I’m learning about Copyscape (external link) and I am confused. I have many questions, but are they the right ones?

Copyscape is a web service that detects plagiarism on the net. It also reports on whether submitted content is unique. First things first.

Let’s say you have a web page that’s been on-line for a while. You want to know if people are copying its content. You enter your URL into Copyscape’s interface and it will return, if you are unlucky, a list of pages that are plagiarizing your writing.

Copyscape’s Premium service goes further. Submit content into its search field and it will tell you if that writing already exists on web pages and to what degree. It’s a good checker for a teacher to validate the originality of an essay, or a web site builder to check on whether a freelance has provided their own work. Using methods I don’t completely understand, it will return a percentage rating. “Your content is 32% unique.” Or 7%. Or whatever. To demonstrate that rating, Copyscape will show you the pages where copied work appears and it will highlight the exact words and phrases it has problems with. What’s my problem? Let me give you a typical example, and, again, I am only slowly understanding this technology.

If you are a dentist in Sacramento, California, you probably already have a website with the usual pages. You have an “About” page, a “Home” page, a “FAQ” and so on. To make your site more appealing to the search engines, you might have some pages on the general practice of dentistry, original content, written for your site to add value to your readers. Now we get tricky.

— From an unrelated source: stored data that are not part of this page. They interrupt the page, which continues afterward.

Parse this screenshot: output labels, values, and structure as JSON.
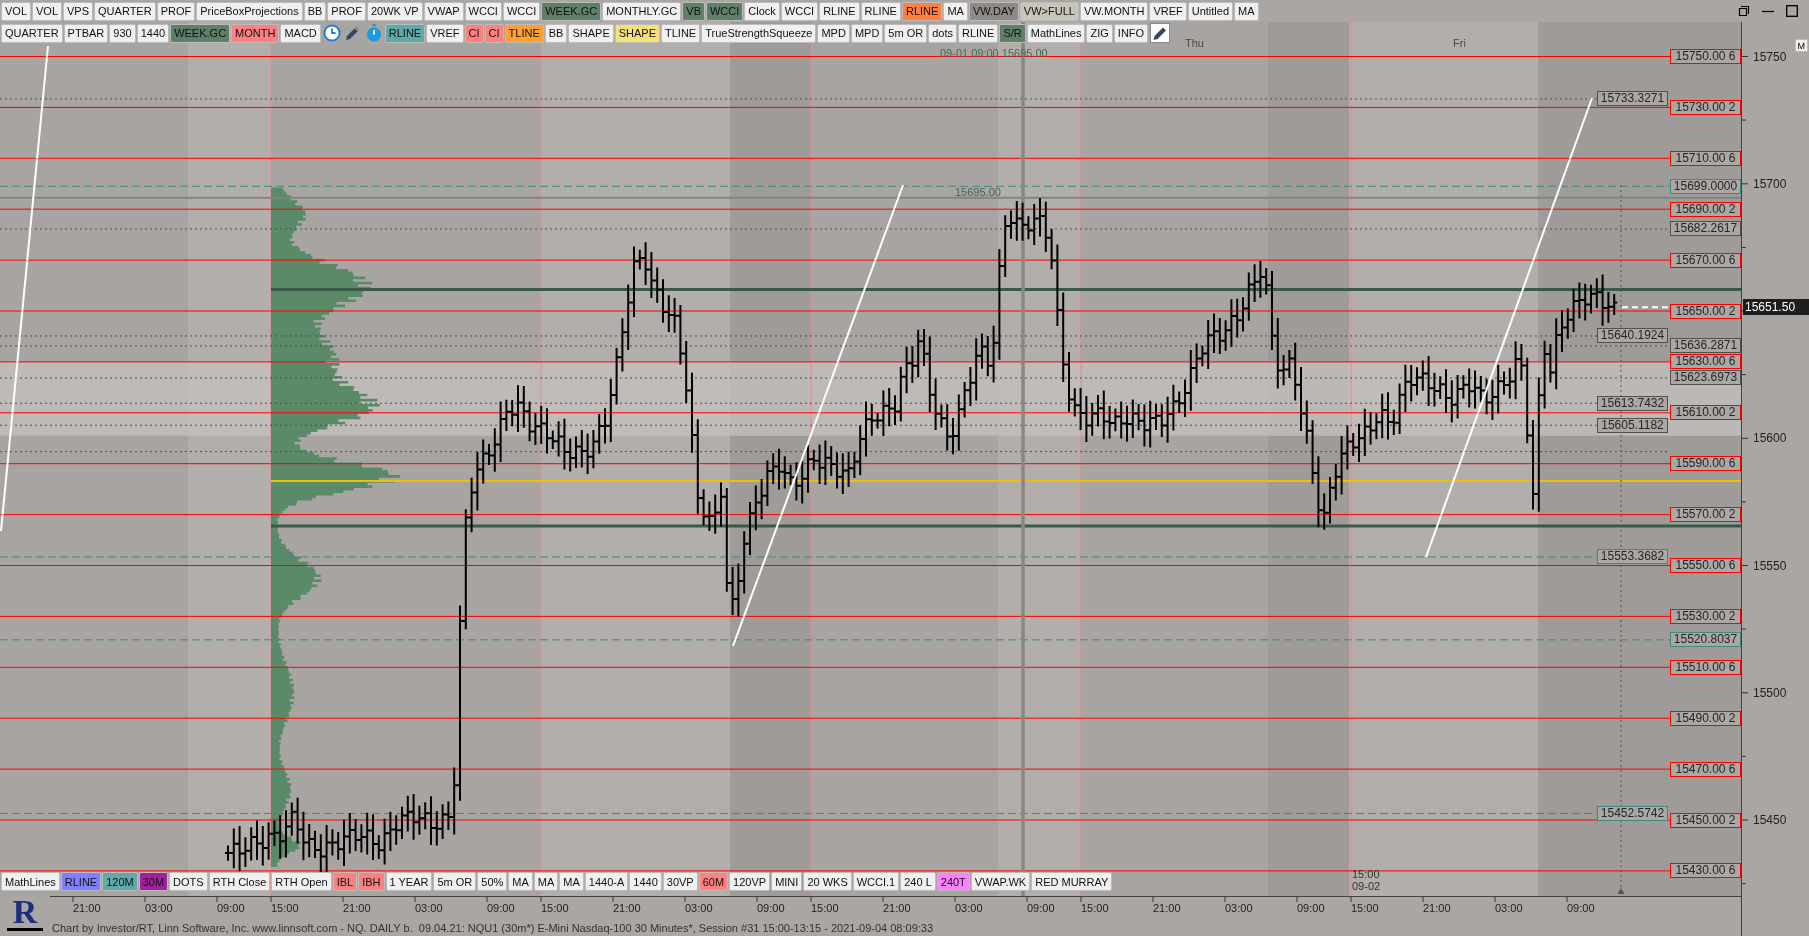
{
  "toolbar_top": [
    {
      "label": "VOL"
    },
    {
      "label": "VOL"
    },
    {
      "label": "VPS"
    },
    {
      "label": "QUARTER"
    },
    {
      "label": "PROF"
    },
    {
      "label": "PriceBoxProjections"
    },
    {
      "label": "BB"
    },
    {
      "label": "PROF"
    },
    {
      "label": "20WK VP"
    },
    {
      "label": "VWAP"
    },
    {
      "label": "WCCI"
    },
    {
      "label": "WCCI"
    },
    {
      "label": "WEEK.GC",
      "color": "#5f7f69"
    },
    {
      "label": "MONTHLY.GC"
    },
    {
      "label": "VB",
      "color": "#5f7f69"
    },
    {
      "label": "WCCI",
      "color": "#5f7f69"
    },
    {
      "label": "Clock"
    },
    {
      "label": "WCCI"
    },
    {
      "label": "RLINE"
    },
    {
      "label": "RLINE"
    },
    {
      "label": "RLINE",
      "color": "#ff7f3f"
    },
    {
      "label": "MA"
    },
    {
      "label": "VW.DAY",
      "color": "#8f8a88"
    },
    {
      "label": "VW>FULL",
      "color": "#c9c5b9"
    },
    {
      "label": "VW.MONTH"
    },
    {
      "label": "VREF"
    },
    {
      "label": "Untitled"
    },
    {
      "label": "MA"
    }
  ],
  "toolbar_chart": {
    "left": [
      {
        "label": "QUARTER"
      },
      {
        "label": "PTBAR"
      },
      {
        "label": "930"
      },
      {
        "label": "1440"
      },
      {
        "label": "WEEK.GC",
        "color": "#5f7f69"
      },
      {
        "label": "MONTH",
        "color": "#ff8080"
      },
      {
        "label": "MACD"
      }
    ],
    "right": [
      {
        "label": "RLINE",
        "color": "#5fa9a9"
      },
      {
        "label": "VREF"
      },
      {
        "label": "CI",
        "color": "#ff8080"
      },
      {
        "label": "CI",
        "color": "#ff8080"
      },
      {
        "label": "TLINE",
        "color": "#ffa030"
      },
      {
        "label": "BB"
      },
      {
        "label": "SHAPE"
      },
      {
        "label": "SHAPE",
        "color": "#f5e07a"
      },
      {
        "label": "TLINE"
      },
      {
        "label": "TrueStrengthSqueeze"
      },
      {
        "label": "MPD"
      },
      {
        "label": "MPD"
      },
      {
        "label": "5m OR"
      },
      {
        "label": "dots"
      },
      {
        "label": "RLINE"
      },
      {
        "label": "S/R",
        "color": "#5f7f69"
      },
      {
        "label": "MathLines"
      },
      {
        "label": "ZIG"
      },
      {
        "label": "INFO"
      }
    ]
  },
  "chart": {
    "day_labels": [
      "Thu",
      "Fri"
    ],
    "crosshair_label": "09-01 09:00 15695.00",
    "high_label": "15695.00",
    "session_marker": [
      "15:00",
      "09-02"
    ],
    "corner_button": "M",
    "levels": [
      {
        "label": "15750.00 6",
        "kind": "line",
        "color": "#ff0000"
      },
      {
        "label": "15733.3271",
        "kind": "dotted",
        "color": "#505050"
      },
      {
        "label": "15730.00 2",
        "kind": "line",
        "color": "#ff0000"
      },
      {
        "label": "15710.00 6",
        "kind": "line",
        "color": "#ff0000"
      },
      {
        "label": "15699.0000",
        "kind": "dashed",
        "color": "#3f8a80"
      },
      {
        "label": "15690.00 2",
        "kind": "line",
        "color": "#ff0000"
      },
      {
        "label": "15682.2617",
        "kind": "dotted",
        "color": "#505050"
      },
      {
        "label": "15670.00 6",
        "kind": "line",
        "color": "#ff0000"
      },
      {
        "label": "15650.00 2",
        "kind": "line",
        "color": "#ff0000"
      },
      {
        "label": "15640.1924",
        "kind": "dotted",
        "color": "#505050"
      },
      {
        "label": "15636.2871",
        "kind": "dotted",
        "color": "#505050"
      },
      {
        "label": "15630.00 6",
        "kind": "line",
        "color": "#ff0000"
      },
      {
        "label": "15623.6973",
        "kind": "dotted",
        "color": "#505050"
      },
      {
        "label": "15613.7432",
        "kind": "dotted",
        "color": "#505050"
      },
      {
        "label": "15610.00 2",
        "kind": "line",
        "color": "#ff0000"
      },
      {
        "label": "15605.1182",
        "kind": "dotted",
        "color": "#505050"
      },
      {
        "label": "15590.00 6",
        "kind": "line",
        "color": "#ff0000"
      },
      {
        "label": "15570.00 2",
        "kind": "line",
        "color": "#ff0000"
      },
      {
        "label": "15553.3682",
        "kind": "dashed",
        "color": "#3f8a80"
      },
      {
        "label": "15550.00 6",
        "kind": "line",
        "color": "#ff0000"
      },
      {
        "label": "15530.00 2",
        "kind": "line",
        "color": "#ff0000"
      },
      {
        "label": "15520.8037",
        "kind": "dashed",
        "color": "#3f8a80"
      },
      {
        "label": "15510.00 6",
        "kind": "line",
        "color": "#ff0000"
      },
      {
        "label": "15490.00 2",
        "kind": "line",
        "color": "#ff0000"
      },
      {
        "label": "15470.00 6",
        "kind": "line",
        "color": "#ff0000"
      },
      {
        "label": "15452.5742",
        "kind": "dashed",
        "color": "#3f8a80"
      },
      {
        "label": "15450.00 2",
        "kind": "line",
        "color": "#ff0000"
      },
      {
        "label": "15430.00 6",
        "kind": "line",
        "color": "#ff0000"
      }
    ]
  },
  "price_axis": {
    "ticks": [
      "15750",
      "15700",
      "15600",
      "15550",
      "15500",
      "15450"
    ],
    "last_price": "15651.50"
  },
  "toolbar_bottom": [
    {
      "label": "MathLines"
    },
    {
      "label": "RLINE",
      "color": "#8080ff"
    },
    {
      "label": "120M",
      "color": "#5fa9a9"
    },
    {
      "label": "30M",
      "color": "#a020a0"
    },
    {
      "label": "DOTS"
    },
    {
      "label": "RTH Close"
    },
    {
      "label": "RTH Open"
    },
    {
      "label": "IBL",
      "color": "#ff8080"
    },
    {
      "label": "IBH",
      "color": "#ff8080"
    },
    {
      "label": "1 YEAR"
    },
    {
      "label": "5m OR"
    },
    {
      "label": "50%"
    },
    {
      "label": "MA"
    },
    {
      "label": "MA"
    },
    {
      "label": "MA"
    },
    {
      "label": "1440-A"
    },
    {
      "label": "1440"
    },
    {
      "label": "30VP"
    },
    {
      "label": "60M",
      "color": "#ff8080"
    },
    {
      "label": "120VP"
    },
    {
      "label": "MINI"
    },
    {
      "label": "20 WKS"
    },
    {
      "label": "WCCI.1"
    },
    {
      "label": "240 L"
    },
    {
      "label": "240T",
      "color": "#ff80ff"
    },
    {
      "label": "VWAP.WK"
    },
    {
      "label": "RED MURRAY"
    }
  ],
  "time_axis": {
    "ticks": [
      "21:00",
      "03:00",
      "09:00",
      "15:00",
      "21:00",
      "03:00",
      "09:00",
      "15:00",
      "21:00",
      "03:00",
      "09:00",
      "15:00",
      "21:00",
      "03:00",
      "09:00",
      "15:00",
      "21:00",
      "03:00",
      "09:00",
      "15:00",
      "21:00",
      "03:00",
      "09:00"
    ]
  },
  "status_bar": {
    "logo": "R",
    "text": "Chart by Investor/RT, Linn Software, Inc. www.linnsoft.com - NQ. DAILY b.  09.04.21: NQU1 (30m*) E-Mini Nasdaq-100 30 Minutes*, Session #31 15:00-13:15 - 2021-09-04 08:09:33"
  }
}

Your practice has grown and you are expanding to three more cities. Naturally you’d like to port the content that you’ve paid for to the new websites you’re building for each new office. Apparently that won’t make the search engines happy. They don’t like to see copied text and will rank the new sites much lower than they should be. Google will run a Copyscape like search across the web, see what it thinks is plagiarized or copied content, and whoosh, down goes your ranking.

Despite Google’s supposed super-sophistication, it can’t see that your websites are all run by the same group. Or perhaps it sees that they are but still insists that each page be individual. What it considers, as does Copyscape, “Unique.” What, then is “Unique?” Is 60% unique good enough for Google? Or does it have to be 90% unique? Does one have to rewrite every single duplicate page for every website? Can I just rearrange the sentence structure or do I have to build each page anew? Good questions. All I can find out is that it all depends. Good grief.

I’ll have more on this in future posts as I struggle to understand it more. It appears that rephrasing and rewording are not good enough. In those cases you are not adding anything to something that has already been written. You are not bringing anything new. And, no, it can’t be just fluff or padding. One forum had this quote, which is pointing me in the direction I will continue investigating. “There is no content on the web, not even peer reviewed articles, that are 100% unique. The uniqueness or the originality of content lies in your ability to add some information or value to what others have done.”


An excellent page on search and the quality of unique:

Update: April 6, 2015. Does the word unique mean the same thing to Google and Copyscape? I don’t know. I will be looking into that.